The urgency to act on the climate crisis means that humanity must employ every possible mechanism to reduce global greenhouse gas emissions and mitigate climate change effects. Market mechanisms are easiest to implement since they don’t require additional incentives and government action to propagate. Carbon offsets represent one of the most important market mechanisms expected to contribute to climate change mitigation. Each carbon credit is supposed to represent either removal of the equivalent of 1 ton of CO2 from the atmosphere or the prevention of emission of the same. They can help companies compensate for their emissions to achieve or maintain carbon neutrality, or meet their emission goals.

However, as with any virtual commodity, carbon credits can be unreliable and subject to common errors or market manipulation: double counting, creative accounting, and fraud (European Commission; Pro Publica). Poor-quality carbon credits have been shown to increase carbon emissions by enabling companies to offset their emissions on paper, without compensating in real emissions savings. That is why carbon credit quality and reliability are the most important issue for carbon markets and companies that are looking to offset their emissions.

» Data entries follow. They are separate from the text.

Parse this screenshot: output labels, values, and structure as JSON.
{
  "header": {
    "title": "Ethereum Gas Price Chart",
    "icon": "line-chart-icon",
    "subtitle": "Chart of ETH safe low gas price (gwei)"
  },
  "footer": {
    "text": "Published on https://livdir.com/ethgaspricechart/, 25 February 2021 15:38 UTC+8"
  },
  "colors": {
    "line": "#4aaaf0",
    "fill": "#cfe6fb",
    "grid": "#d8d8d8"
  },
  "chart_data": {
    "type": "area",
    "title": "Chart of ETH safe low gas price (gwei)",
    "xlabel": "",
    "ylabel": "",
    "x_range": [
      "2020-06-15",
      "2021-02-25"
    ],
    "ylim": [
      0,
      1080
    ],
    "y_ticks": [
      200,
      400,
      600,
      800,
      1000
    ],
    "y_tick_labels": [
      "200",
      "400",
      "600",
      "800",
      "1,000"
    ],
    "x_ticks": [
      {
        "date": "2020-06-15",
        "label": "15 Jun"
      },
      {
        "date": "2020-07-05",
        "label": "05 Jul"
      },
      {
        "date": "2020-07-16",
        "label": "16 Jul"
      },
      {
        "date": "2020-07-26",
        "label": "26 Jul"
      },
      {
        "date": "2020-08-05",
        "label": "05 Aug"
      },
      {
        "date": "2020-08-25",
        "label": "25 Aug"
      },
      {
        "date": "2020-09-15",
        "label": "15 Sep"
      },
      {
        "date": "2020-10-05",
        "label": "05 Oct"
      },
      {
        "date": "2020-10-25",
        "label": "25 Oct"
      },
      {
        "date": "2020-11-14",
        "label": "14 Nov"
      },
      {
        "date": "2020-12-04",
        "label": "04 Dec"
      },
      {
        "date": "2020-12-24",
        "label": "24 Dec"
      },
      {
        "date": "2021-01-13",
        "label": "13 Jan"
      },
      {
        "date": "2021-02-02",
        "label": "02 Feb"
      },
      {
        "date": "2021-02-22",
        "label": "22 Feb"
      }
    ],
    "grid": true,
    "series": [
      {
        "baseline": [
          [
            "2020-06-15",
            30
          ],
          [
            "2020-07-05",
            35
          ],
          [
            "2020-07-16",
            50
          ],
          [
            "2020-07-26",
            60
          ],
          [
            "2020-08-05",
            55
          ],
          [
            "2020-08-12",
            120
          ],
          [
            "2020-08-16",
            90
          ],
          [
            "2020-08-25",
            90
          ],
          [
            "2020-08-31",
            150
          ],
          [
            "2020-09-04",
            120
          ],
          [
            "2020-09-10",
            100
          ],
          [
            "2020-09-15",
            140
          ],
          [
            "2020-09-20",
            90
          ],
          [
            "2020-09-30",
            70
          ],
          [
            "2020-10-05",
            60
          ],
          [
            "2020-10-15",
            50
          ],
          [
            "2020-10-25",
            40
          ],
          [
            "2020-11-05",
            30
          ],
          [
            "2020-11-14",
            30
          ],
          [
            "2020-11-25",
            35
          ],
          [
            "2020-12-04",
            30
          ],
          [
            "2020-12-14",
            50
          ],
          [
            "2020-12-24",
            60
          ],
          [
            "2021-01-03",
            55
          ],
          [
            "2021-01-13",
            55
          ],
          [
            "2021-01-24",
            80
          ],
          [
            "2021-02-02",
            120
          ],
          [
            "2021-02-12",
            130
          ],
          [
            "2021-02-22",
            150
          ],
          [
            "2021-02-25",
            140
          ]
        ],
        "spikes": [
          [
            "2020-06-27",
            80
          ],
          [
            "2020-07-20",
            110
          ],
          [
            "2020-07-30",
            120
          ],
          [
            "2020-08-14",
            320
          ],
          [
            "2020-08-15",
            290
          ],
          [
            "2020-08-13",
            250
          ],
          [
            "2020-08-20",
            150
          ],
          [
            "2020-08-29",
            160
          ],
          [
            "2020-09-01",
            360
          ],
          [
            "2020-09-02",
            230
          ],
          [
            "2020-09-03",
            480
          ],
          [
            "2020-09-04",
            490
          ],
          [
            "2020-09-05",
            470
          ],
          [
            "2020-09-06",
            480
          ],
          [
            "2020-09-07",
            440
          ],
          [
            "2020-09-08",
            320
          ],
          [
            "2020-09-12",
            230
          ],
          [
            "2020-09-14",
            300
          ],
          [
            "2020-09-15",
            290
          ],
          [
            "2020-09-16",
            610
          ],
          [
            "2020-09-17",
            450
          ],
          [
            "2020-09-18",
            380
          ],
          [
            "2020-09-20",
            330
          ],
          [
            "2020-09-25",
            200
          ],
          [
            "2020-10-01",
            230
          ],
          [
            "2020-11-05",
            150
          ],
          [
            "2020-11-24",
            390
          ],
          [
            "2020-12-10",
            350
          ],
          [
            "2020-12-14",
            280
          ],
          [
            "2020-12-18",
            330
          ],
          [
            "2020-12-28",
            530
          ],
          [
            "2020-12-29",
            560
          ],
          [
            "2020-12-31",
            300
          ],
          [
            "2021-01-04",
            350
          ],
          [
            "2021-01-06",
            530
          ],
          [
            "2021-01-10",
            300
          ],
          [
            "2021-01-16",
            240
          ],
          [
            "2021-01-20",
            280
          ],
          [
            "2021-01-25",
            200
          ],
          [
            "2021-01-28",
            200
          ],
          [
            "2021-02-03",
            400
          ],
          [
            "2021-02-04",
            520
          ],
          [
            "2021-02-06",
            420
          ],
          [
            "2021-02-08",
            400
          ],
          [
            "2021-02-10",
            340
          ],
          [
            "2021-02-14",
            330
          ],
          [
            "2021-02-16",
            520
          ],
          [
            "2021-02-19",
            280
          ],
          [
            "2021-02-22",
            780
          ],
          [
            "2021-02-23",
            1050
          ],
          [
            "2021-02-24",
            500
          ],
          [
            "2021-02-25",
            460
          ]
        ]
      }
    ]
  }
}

“Blockchain technology is a distributed ledger technology used to store records in an ever-growing list of entries called blocks,” explains James Scott, Founder of the Envirotech Pre-Accelerator, an NGO that offers next-generation technologies an expedited path to internationalizing their solutions to more than 47+ governments worldwide.  Scott continues, “Each block contains, among other things, information (a cryptographic hash) of the previous block and a timestamp. This means that each block contains the information on the date and time it was created and the block that precedes it in the chain, making it impossible to alter the data at a later time. A blockchain is usually managed by a distributed public computer network for its use as a public ledger and requires consensus from the computers in the network to add and validate new records, minimizing errors.” This makes it extremely secure, and transparent, and it was created specifically to solve the double-spending problem for digital currency bitcoin without the need for a centralized authority or system.